The historiographical problem
The New Testament suggests that women generally gave considerable leadership in the early Christian movement, but by the fourth century their role seems to have become much more restricted. Or were women more influential in early Christianity than we've realized? What roles did women really play in the early Church? Have we been misled by the spotty surviving evidence generally written by men, many of them celibate? Can we find other evidence, or can we read the evidence that we do have in a creative and discerning and perhaps suspicious way?
From the New Testament to Constantine
In the New Testament, women are seen to be exercising ministries of prophecy, diaconia, apostolate, hospitality (as hosts of housechurches), evangelism, teaching, and so on. Here (linked) is what appears to be an exhaustive list of women in the New Testament. There are few hints of restrictions on women in practice even in the second century, as we see from the cases of Blandina and Perpetua. And from the third century, here's a fresco from the Greek chapel of the Catacomb of Priscilla under Rome: some interpret it as showing a woman in orans (praying) position, like the presider at a Eucharist.
Nevertheless, there are texts in the New Testament itself and later that appear to discourage the ministry of women. For a historian, such texts function as evidence in favour of the reality of the ministry of women, since people wouldn't object to it if it weren't happening.
Restrictions on the ministry of women appear in [Hippolytus'?] Apostolic Tradition. As we saw on webpage #10, this text used to be dated to around CE 215, but now it's seen as a work compiled much later.
After Constantine
We know the names of a number of influential Christian women from the fourth and later centuries, and a little about them. They include:
- Lucilla (early 300s);
- Marcella (325–411),
- Melania the Elder (342–400),
- Macrina the Elder (d. c. 340),
- Macrina the Younger (330–379),
- Egeria (or Aetheria), a Spanish nun of the 380s, whose diary of her trip to the Holy Land is one of the few documents by a women to survive (in part) from the early Church;
- Paula of Rome (347–404),
- Melania the Younger (d. 439),
- Olympias (360–408), and
- Brigid (d. 525).
Macrina the Younger is perhaps especially significant as a theologian and saint who influenced her better known brothers, Basil the Great and Gregory of Nyssa. Gregory's Life of Macrina pictures her as extraordinarily wise, profound, and devout.

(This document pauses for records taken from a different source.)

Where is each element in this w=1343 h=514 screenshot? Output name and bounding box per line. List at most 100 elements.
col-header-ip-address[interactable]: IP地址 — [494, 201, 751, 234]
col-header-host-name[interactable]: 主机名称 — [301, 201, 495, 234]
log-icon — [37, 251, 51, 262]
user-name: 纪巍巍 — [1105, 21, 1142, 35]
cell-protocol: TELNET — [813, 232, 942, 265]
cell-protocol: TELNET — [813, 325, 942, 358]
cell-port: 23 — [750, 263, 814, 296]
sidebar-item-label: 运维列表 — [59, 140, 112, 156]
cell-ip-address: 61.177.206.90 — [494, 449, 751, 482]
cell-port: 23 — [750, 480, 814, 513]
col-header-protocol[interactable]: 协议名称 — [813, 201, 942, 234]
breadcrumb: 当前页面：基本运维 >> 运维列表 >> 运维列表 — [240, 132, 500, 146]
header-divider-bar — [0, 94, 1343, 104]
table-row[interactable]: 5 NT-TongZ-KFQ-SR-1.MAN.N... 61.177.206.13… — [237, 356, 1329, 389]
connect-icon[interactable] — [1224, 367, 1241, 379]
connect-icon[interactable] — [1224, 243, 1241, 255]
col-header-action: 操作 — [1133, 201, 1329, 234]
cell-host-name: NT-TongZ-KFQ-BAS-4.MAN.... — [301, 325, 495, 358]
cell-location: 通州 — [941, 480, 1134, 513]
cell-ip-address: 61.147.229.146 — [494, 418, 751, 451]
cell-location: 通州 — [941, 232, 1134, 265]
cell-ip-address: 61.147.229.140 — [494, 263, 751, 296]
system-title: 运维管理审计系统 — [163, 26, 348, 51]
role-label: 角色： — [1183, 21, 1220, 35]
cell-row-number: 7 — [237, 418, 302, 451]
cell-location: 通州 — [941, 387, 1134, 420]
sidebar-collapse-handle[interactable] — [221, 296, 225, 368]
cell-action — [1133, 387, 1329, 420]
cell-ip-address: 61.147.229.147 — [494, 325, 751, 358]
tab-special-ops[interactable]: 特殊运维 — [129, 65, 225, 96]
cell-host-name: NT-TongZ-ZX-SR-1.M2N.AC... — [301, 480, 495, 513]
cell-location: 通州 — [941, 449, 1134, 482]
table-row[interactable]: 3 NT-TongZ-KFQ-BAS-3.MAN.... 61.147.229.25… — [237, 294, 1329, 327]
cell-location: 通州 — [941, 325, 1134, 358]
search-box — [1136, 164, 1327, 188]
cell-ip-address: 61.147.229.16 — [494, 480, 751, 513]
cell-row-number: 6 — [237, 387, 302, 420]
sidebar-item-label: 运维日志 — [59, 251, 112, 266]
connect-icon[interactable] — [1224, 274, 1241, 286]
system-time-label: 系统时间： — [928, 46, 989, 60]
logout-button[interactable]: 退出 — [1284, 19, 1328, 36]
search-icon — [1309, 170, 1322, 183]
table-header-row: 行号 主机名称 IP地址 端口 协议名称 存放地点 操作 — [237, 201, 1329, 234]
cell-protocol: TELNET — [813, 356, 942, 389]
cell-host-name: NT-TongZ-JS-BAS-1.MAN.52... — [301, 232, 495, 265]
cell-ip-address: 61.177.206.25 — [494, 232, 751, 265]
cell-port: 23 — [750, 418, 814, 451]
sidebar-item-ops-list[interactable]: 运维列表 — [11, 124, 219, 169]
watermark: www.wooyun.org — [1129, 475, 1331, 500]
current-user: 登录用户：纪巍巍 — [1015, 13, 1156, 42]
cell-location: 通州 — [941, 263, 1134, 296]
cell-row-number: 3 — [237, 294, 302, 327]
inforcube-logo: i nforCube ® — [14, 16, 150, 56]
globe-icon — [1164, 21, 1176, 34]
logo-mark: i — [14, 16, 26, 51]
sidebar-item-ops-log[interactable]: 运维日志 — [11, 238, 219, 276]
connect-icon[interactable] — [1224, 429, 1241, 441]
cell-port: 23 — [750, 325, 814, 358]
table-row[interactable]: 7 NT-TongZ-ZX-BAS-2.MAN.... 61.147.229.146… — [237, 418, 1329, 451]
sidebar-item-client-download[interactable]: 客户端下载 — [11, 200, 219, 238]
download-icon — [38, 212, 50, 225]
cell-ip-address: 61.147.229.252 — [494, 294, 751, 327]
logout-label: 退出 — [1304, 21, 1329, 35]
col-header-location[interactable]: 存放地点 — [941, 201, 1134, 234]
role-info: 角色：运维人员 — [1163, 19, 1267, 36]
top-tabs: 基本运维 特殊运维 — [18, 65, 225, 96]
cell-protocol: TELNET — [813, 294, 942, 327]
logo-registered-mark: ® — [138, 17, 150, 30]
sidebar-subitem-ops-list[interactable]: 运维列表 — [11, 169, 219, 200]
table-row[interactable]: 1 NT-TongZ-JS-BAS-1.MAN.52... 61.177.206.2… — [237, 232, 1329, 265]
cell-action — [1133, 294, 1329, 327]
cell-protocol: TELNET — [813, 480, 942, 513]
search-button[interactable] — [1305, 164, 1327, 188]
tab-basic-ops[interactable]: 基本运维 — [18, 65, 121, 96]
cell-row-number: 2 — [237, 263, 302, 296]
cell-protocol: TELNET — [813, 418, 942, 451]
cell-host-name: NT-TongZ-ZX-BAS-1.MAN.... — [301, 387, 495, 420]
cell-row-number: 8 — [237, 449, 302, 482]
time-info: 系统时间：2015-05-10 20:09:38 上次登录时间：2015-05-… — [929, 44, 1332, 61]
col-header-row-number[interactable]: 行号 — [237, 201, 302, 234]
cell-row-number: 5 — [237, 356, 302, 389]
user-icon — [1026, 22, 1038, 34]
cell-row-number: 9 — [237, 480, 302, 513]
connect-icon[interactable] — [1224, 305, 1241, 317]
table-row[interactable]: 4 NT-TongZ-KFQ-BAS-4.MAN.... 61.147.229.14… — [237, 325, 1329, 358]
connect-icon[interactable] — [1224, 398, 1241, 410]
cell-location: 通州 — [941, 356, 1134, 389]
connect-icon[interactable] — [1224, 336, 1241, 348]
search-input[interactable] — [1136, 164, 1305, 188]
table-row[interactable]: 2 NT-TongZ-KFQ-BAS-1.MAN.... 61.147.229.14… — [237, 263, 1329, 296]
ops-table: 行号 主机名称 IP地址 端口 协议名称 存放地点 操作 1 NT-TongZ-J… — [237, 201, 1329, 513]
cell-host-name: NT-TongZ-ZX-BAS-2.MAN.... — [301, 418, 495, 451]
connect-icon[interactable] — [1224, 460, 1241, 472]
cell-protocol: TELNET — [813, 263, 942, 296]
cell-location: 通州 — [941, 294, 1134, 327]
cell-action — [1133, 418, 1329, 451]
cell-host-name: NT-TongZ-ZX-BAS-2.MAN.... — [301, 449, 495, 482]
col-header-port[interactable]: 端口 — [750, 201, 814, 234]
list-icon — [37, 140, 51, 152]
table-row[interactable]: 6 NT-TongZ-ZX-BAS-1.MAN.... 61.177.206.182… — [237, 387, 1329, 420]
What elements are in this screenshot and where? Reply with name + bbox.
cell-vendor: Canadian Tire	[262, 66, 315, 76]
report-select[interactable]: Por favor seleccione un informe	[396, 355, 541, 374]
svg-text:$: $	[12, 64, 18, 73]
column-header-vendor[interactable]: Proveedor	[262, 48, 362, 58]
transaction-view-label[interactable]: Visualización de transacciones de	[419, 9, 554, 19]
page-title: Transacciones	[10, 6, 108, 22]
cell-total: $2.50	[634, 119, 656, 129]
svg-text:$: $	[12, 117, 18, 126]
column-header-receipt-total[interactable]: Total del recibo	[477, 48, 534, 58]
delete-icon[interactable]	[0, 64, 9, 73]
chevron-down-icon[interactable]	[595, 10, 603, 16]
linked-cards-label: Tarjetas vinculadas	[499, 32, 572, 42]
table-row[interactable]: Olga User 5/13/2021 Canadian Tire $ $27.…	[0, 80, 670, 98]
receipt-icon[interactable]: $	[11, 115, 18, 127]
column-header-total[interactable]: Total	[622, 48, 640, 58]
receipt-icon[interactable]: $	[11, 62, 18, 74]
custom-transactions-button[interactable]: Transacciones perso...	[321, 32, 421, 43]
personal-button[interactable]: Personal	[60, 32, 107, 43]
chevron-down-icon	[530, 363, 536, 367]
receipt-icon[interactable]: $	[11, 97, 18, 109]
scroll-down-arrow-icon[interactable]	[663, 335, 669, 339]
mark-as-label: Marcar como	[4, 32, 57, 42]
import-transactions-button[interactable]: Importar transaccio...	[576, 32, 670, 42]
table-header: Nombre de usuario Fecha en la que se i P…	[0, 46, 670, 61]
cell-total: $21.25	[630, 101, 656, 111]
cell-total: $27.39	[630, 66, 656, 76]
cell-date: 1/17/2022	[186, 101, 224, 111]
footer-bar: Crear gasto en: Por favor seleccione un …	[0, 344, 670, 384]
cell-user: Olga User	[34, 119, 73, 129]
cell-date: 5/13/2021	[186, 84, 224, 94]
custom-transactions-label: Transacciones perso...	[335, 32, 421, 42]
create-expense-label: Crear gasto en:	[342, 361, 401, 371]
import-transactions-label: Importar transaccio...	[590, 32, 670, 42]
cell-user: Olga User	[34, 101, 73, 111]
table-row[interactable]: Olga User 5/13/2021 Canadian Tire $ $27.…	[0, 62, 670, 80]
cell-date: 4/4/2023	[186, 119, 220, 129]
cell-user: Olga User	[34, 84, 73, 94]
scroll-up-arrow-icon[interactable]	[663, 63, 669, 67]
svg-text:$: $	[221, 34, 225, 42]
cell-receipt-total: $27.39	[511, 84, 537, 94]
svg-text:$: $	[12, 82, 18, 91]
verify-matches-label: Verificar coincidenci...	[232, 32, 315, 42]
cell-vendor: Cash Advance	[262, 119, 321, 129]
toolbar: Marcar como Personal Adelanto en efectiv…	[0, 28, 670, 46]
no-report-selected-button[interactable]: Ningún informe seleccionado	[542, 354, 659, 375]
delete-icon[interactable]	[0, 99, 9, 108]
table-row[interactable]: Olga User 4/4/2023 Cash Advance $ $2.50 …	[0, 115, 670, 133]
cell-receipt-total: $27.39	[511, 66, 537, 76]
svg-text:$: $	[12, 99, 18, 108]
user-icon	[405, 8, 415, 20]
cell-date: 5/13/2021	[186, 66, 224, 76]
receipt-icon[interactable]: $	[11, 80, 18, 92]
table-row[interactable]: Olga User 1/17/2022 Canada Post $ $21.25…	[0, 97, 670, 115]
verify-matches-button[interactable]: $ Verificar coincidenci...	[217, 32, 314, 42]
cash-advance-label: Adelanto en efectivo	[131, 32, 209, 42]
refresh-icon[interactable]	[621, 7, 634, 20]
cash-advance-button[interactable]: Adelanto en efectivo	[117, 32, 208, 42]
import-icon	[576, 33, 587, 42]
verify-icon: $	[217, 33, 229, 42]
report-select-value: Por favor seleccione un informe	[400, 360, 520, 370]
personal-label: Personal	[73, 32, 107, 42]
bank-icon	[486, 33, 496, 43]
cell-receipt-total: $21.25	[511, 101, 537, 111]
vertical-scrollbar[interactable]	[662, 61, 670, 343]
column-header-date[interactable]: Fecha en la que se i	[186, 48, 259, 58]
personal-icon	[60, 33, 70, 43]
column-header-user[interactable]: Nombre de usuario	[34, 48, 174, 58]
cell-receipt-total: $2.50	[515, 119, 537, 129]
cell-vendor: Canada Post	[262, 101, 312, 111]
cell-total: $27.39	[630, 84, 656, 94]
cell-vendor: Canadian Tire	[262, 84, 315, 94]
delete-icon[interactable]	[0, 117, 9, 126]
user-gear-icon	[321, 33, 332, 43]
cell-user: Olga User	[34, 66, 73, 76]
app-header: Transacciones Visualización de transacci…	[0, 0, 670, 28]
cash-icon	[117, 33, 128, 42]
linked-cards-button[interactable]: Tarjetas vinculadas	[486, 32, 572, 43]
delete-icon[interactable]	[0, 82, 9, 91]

Here is a picture of part of a ninth-century mosaic in the Zeno chapel of the Roman basilica of Saints Pudentiana and Praxedis. Some believe that it shows a female bishop, Theodora.
Why is the role of women so restricted in the centuries after the legalization of Christianity? Various explanations have been offered for this development. Here are some of them.
- The Church became increasingly inculturated as it became more socially important, and consequently the gender prejudices of Greco-Roman society came to be imported into Christianity. For example, widows played a more prominent role of leadership in the Church than married women and dependent daughters, and that situation reflected Roman society. See Charlotte Methuen in Harvard Theological Review, 1997, and Theology, 2005. .
- New Testament house churches were "private" institutions, like families, but in time they became "public" institutions. In families, women then as now played quite a large role, and when a predominant metaphor for the Church was "family of God", it was natural for women to be prominent. But when the Church became a public institution, it may have seemed more culturally appropriate for leadership to be restricted to men. This is the thesis of Karen Jo Torjesen in her book When Women Were Priests.
- The rise of asceticism in the late third century privileged male celibates. Ascetic theology tended to regard sexuality as problematic, and also tended to associate women more closely with sexuality than men. If this is so, it's not only women, but also married men who began losing their influence in Church affairs. What was happening was not so much the subordination of women in particular, as the exaltation of celibate gentile men.
- Trends in Scriptural interpretation had a major influence. In particular, the story of Adam and Eve becomes quite important in the third century to explain human sin and unhappiness, and one reading of that story was that the original sin was the fault of the woman.